Karakoram: Climbing Through the Kashmir Conflict

By Steve Swenson
Author: David Stevenson. Climb Year: 2017. Publication Year: 2018.

KARAKORAM: CLIMBING THROUGH THE KASHMIR CONFLICT. Steve Swenson. Mountaineers Books, 2017. Hardcover, 315 pages, $26.95.

In Karakoram, Steve Swenson describes the climbs he attempted and accomplished in this great range from 1980 to 2015, during 15 discrete expeditions. Greg Child, who wrote the foreword, counted Swenson’s days in the Karakoram at 1,200. An ascent of Everest, the only outlier, is included almost as a postscript to his K2 climb and is the only occasion he is attached (very loosely) to a larger expeditionary framework. The Karakoram climbs are done with small groups of friends, alpine style, and without oxygen.

The reference to the Kashmir conflict in the subtitle is not mere lip service. Every trip is contextualized within the ever- shifting violent political realities of the region. The only other mountaineering book I know that makes such an insistent and effective case for including such an extensive detailing of regional politics is Bernadette McDonald’s Freedom Climbers, which connects the post–World War II economics and politics of Poland to the character of the superb alpine achievements of Polish climbers. Note that Swenson’s works-cited page includes three titles on climbing and 16 on political conflict.

Swenson’s first four trips to the region—two to Gasherbrum IV and two to K2—did not result in summits, but he would reach the summit of K2 via the north ridge with Greg Child and Greg Mortimer in 1990. This scenario gave me pause to wonder how many climbers failed to summit in their first four big trips, but went on to further success? The summit of G-IV would elude him two more times before he turned his eyes to other goals. And yet there is not much wailing or gnashing of teeth over this. One of Swenson’s many strengths is an ability to see the big picture, as if all these ventures were part of a larger whole, which includes his marriage, parenthood, a successful engineering career, and the lasting friendships with climbing partners old and new. His friendship with Ghulam Rasool, his Pakistani cook on an early K2 attempt, spans not only cultures and years but generations.

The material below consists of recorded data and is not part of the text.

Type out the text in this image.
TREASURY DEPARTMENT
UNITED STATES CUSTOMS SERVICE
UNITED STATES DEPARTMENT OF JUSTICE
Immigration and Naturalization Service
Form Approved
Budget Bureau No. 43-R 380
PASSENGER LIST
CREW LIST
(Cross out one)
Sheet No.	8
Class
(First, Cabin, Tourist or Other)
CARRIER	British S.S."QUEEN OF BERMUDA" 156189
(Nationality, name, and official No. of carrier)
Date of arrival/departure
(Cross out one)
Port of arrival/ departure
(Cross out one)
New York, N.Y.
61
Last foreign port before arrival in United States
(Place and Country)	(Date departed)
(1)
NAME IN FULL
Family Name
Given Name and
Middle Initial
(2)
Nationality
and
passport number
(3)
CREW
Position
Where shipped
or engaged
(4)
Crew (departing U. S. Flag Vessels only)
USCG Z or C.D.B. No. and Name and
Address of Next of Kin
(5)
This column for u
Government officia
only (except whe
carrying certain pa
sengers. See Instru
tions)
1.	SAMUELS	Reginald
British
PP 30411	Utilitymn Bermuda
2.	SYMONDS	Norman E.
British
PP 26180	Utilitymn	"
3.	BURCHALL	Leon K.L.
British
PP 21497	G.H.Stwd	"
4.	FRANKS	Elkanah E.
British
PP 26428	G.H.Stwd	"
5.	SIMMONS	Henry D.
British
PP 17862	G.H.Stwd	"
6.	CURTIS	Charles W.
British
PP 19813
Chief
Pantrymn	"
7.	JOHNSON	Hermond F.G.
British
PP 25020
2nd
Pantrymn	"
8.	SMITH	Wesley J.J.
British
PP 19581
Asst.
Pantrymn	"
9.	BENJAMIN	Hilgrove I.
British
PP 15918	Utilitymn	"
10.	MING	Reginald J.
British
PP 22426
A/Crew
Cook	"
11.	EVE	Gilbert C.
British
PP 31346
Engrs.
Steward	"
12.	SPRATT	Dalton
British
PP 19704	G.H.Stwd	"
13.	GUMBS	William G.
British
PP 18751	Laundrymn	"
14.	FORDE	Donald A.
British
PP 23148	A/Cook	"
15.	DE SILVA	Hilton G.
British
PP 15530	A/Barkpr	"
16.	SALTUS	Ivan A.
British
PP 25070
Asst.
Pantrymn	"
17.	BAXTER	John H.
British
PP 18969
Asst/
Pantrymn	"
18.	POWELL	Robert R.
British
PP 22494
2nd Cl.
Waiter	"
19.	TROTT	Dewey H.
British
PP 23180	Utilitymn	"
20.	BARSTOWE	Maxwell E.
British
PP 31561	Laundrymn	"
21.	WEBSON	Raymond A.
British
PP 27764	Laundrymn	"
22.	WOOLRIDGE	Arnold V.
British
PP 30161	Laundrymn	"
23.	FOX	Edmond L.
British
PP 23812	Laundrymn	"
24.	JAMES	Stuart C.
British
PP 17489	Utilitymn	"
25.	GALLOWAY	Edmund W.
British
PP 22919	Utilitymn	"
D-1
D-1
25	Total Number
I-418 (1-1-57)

It’s probably not fair to quote one of the few passages where Swenson uses an expletive (excluding when he’s quoting Marko Prezelj!), but this seems essential: “It was the kind of fear that got my brain to say things like, ‘Don’t fuck up now, kick a step, make sure it’s stable, stand up, shove your ice axe shaft into the snow, don’t fuck up.’ Over and over. Managing this state of heightened anxiety for hours on end was what I had been working on for years.”

Swenson describes many moments that leave indelible impressions on the reader: his harrowing descent off Nanga Parbat with Doug Chabot after completing the first ascent of the Mazeno Ridge (to the Mazeno Gap: six miles!); Mark Richey’s careful treading over loose snow on the north ridge of Latok I (Richey’s photograph of the ensuing bivy is the stuff of nightmares); and his 2011 climb of Saser Kangri II with Richey and Freddie Wilkinson, a late highlight, though he barely mentions receiving a Piolet d’Or for it.

The maps are plentiful and first-rate, so that even as the locations change frequently the reader always knows exactly where the treks and climbs are located. Likewise, the index, so frequently omitted these days, is accurate and exhaustive. Any first-time Karakoram climber who chooses not to read this book is making the first of what will undoubtedly become many mistakes.

Swenson’s Karakoram forms a triumvirate with Steve House’s Beyond the Mountain and Barry Blanchard’s The Calling (both writers share a rope with Swenson in these pages). While House may have charged harder and wore his obsession more visibly on his sleeve, and Blanchard is the more natural raconteur, Swenson emerges as the steadiest, who best shows us how to be in the mountains, and maybe, in the world.